Dicho todo esto, sigo pensando que gritar e insultar sistemáticamente es una mala práctica (aunque la tribuna lo avale), que burlarse de los colegas que no comulgan con uno es “hambre para mañana”, que prescindir de la evaluación a la hora de tomar decisiones es temerario, que ensayar lo que nadie ha hecho no siempre es virtuoso, que abusar de un momento de favor público es un riesgo innecesario, que pretender cultivar algo y cosechar otra cosa es autoengañarse, que usar la doble vara moral no será gratis, que creerse moralmente superior nunca ha sido un buen augurio. Y también pienso que hacer esas cosas desde el poder es aún peor.

Es probable que quienes precedimos a Milei en distintas responsabilidades hayamos abonado el camino que nos llevó a él. Por tanto, nos queda mucho por mejorar, y debemos hacerlo no asimilándonos a este clima de época beligerante y, por lo tanto, poco fértil. Si no logramos despegar del clima de pelea permanente que Milei propone, no recuperaremos la política. El grito y el espasmo son su territorio, y la bronca su zona de comodidad. A nosotros nos cabe recuperar la palabra clara, el argumento y la coherencia entre la palabra y la acción.

OPOSICIÓN RESPONSABLE

Ejercer la oposición responsable no significa asimilarse al oficialismo, sostener lo que no creemos o renunciar a los bloqueos razonables que prevé la Constitución. Ejercer la oposición responsable es desarmar el núcleo conceptual del abolicionismo estatal, mostrarlo tal cual es: una simplificación seductora frente a la catástrofe “K,” pero engañosa e impracticable. Por supuesto que de eso no se deduce que deseemos el fracaso de Argentina, ni que renunciemos al sentido de responsabilidad que se corresponde con la acción política bien entendida.

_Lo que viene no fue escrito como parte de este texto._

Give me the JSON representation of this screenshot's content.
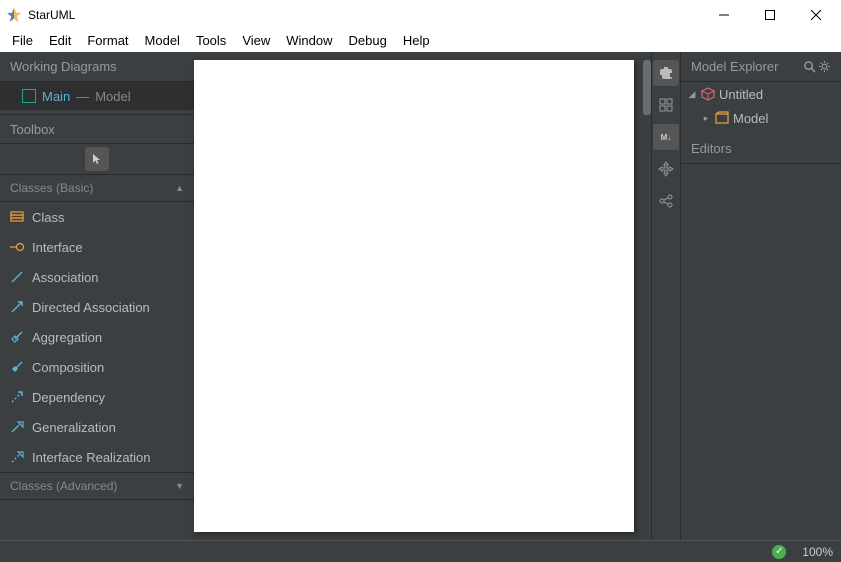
{
  "title": "StarUML",
  "menu": [
    "File",
    "Edit",
    "Format",
    "Model",
    "Tools",
    "View",
    "Window",
    "Debug",
    "Help"
  ],
  "left": {
    "working_diagrams": "Working Diagrams",
    "diagram": {
      "main": "Main",
      "sep": " — ",
      "sub": "Model"
    },
    "toolbox": "Toolbox",
    "section_basic": "Classes (Basic)",
    "tools": [
      "Class",
      "Interface",
      "Association",
      "Directed Association",
      "Aggregation",
      "Composition",
      "Dependency",
      "Generalization",
      "Interface Realization"
    ],
    "section_advanced": "Classes (Advanced)"
  },
  "right": {
    "explorer": "Model Explorer",
    "project": "Untitled",
    "model": "Model",
    "editors": "Editors"
  },
  "status": {
    "zoom": "100%"
  },
  "colors": {
    "accent": "#5fb1d6",
    "orange": "#e8a33d",
    "green": "#4caf50"
  }
}
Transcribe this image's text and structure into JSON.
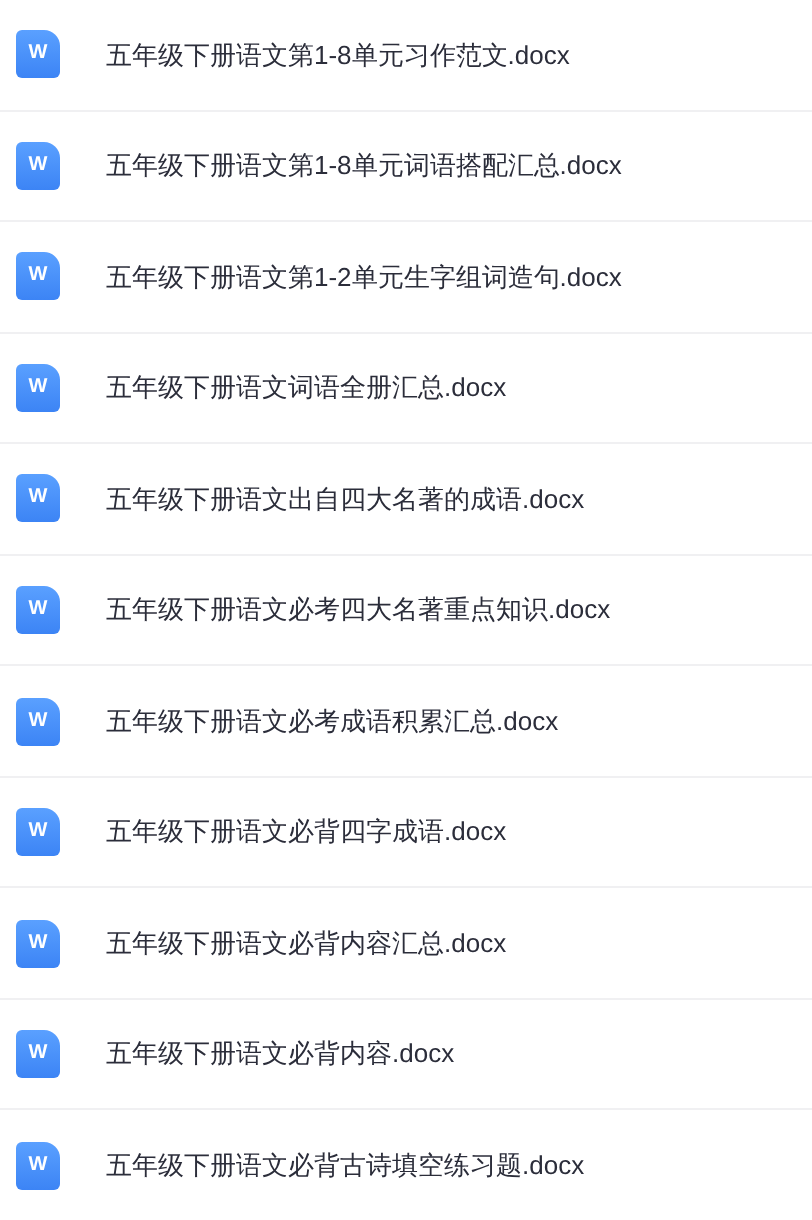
{
  "files": [
    {
      "name": "五年级下册语文第1-8单元习作范文.docx",
      "icon_text": "W"
    },
    {
      "name": "五年级下册语文第1-8单元词语搭配汇总.docx",
      "icon_text": "W"
    },
    {
      "name": "五年级下册语文第1-2单元生字组词造句.docx",
      "icon_text": "W"
    },
    {
      "name": "五年级下册语文词语全册汇总.docx",
      "icon_text": "W"
    },
    {
      "name": "五年级下册语文出自四大名著的成语.docx",
      "icon_text": "W"
    },
    {
      "name": "五年级下册语文必考四大名著重点知识.docx",
      "icon_text": "W"
    },
    {
      "name": "五年级下册语文必考成语积累汇总.docx",
      "icon_text": "W"
    },
    {
      "name": "五年级下册语文必背四字成语.docx",
      "icon_text": "W"
    },
    {
      "name": "五年级下册语文必背内容汇总.docx",
      "icon_text": "W"
    },
    {
      "name": "五年级下册语文必背内容.docx",
      "icon_text": "W"
    },
    {
      "name": "五年级下册语文必背古诗填空练习题.docx",
      "icon_text": "W"
    }
  ]
}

No es la primera vez que vivimos rodeados de experimentos y fantasías. A fines de los ’60 y principios de los ’70 también se extendieron creencias simplificadas y se construyeron adversarios sociales irreconciliables, se improvisó en la gestión pública, se trató de acallar a los disidentes, se improvisó en las relaciones internacionales.

No quiero contagiar mi pesimismo. Por eso, me gusta abonar una idea que puede ayudarnos a largo plazo: así como las reglas de la competencia electoral son un mínimo del funcionamiento democrático que ha permitido el acceso al poder público a izquierda y derecha; tal vez la defensa de la solvencia pública sea el punto basal para múltiples propuestas económicas.

El nombre del futuro será de quienes combinen responsabilidad, sensibilidad y sentido de lo contemporáneo. Lejos de los experimentos, las fantasías y las prácticas caducas.

Publicado en Seúl el 9 de junio de 2024.